Es gibt mindestens zwei unterschiedliche Populationen aktivierter Blutplättchen 1,2. Pro-aggregatorische Thrombozyten zeichnen sich durch eine hohe Integrinaktivierung und eine geringe PS-Exposition aus, wenn überhaupt. Auf der anderen Seite zeichnen sich Prokoagulanzienplättchen durch eine geringe Integrinaktivität und eine hohe PS-Exposition 1,2 aus, die eine Oberfläche für die Assemblierung der Tenase- und Prothrombinase-Komplexe3 bieten, die 10,5-10,6-fach und 300000-fach aktiver ist als die einzelnen löslichen Phasenfaktoren IXa bzw.Xa 4. Prokoagulanzien Blutplättchen beschleunigen so die Gerinnung dramatisch. Ein interessanter Aspekt der gerinnungsfördernden Blutplättchen ist, dass ihre Morphologie bestimmten Merkmalen der "Nekrose" wie Mikrovesikulation, Ballonbildung der Zelle mit Störung des Zytoskeletts und Verlust der Membranintegrität ähnelt, sowie denen der "Apoptose" wie dem Verlust der Membranphospholipid-Asymmetrie mit Exposition von Phosphatidylserin in der äußeren Packungsbeilage 5,6. Mit anderen Worten, die Bildung von prokoagulanzien Blutplättchen kann eine Form des Zelltods bei Blutplättchen darstellen, wenn auch mit einer wichtigen physiologischen Funktion bei der Blutstillung.

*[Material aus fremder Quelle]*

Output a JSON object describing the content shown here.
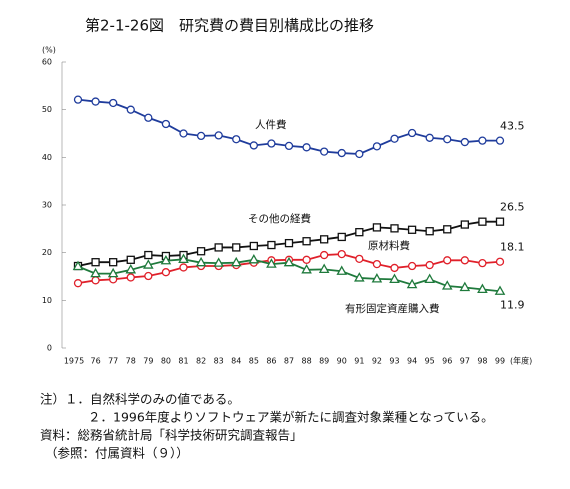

Prokoagulanzien-Blutplättchen sind signifikant mit thrombotischen Erkrankungen verbunden. Während die meisten gesunden Menschen keine zirkulierenden Prokoagulanzien-Blutplättchen haben, nehmen ~30% der normalen Spenderplättchen ex vivo einen prokoagulanziellen Phänotyp an, nachdem sie starken Agonisten wie Thrombin und Kollagen ausgesetzt waren7. Zirkulierende prokoagulierende Blutplättchen wurden bei Traumata berichtet, bei denen ihre Bildung eine Aktivierung durch Histon H4widerspiegeln kann 8,9. Bei den meisten prothrombotischen Erkrankungen werden erhöhte Spiegel an gerinnungsfördernden Blutplättchen jedoch erst nach ex vivo-Stimulation nachgewiesen10. Zum Beispiel hatten Patienten mit akutem Schlaganfall, bei denen >51,1 % ihrer Blutplättchen durch Kollagen und Thrombin in prokoagulanziöse Blutplättchen (auch bekannt als COATed-Thrombozyten) umgewandelt wurden, eine Hazard Ratio von 10,72 für einen rezidivierenden Schlaganfall innerhalb von 30 Tagen im Vergleich zu Patienten mit geringerer prokoagulanzienartiger Thrombozytenbildung11. Ähnliche Ergebnisse wurden bei Patienten mit transitorischen ischämischen Attacken und Karotis-Atherosklerose berichtet12. Im Gegensatz dazu resultiert die Blutgerinnungsstörung Scott-Syndrom aus einer Mutation von ANO6, die für das Phospholipid-Scramblase TMEM-16F kodiert, was zu einer mangelhaften PS-Exposition der Blutplättchenführt 13. Idiopathische Blutungsstörungen und intrakranielle Blutungen können mit einer verminderten Fähigkeit zur Bildung von prokoagulanzien Blutplättchen verbunden sein14.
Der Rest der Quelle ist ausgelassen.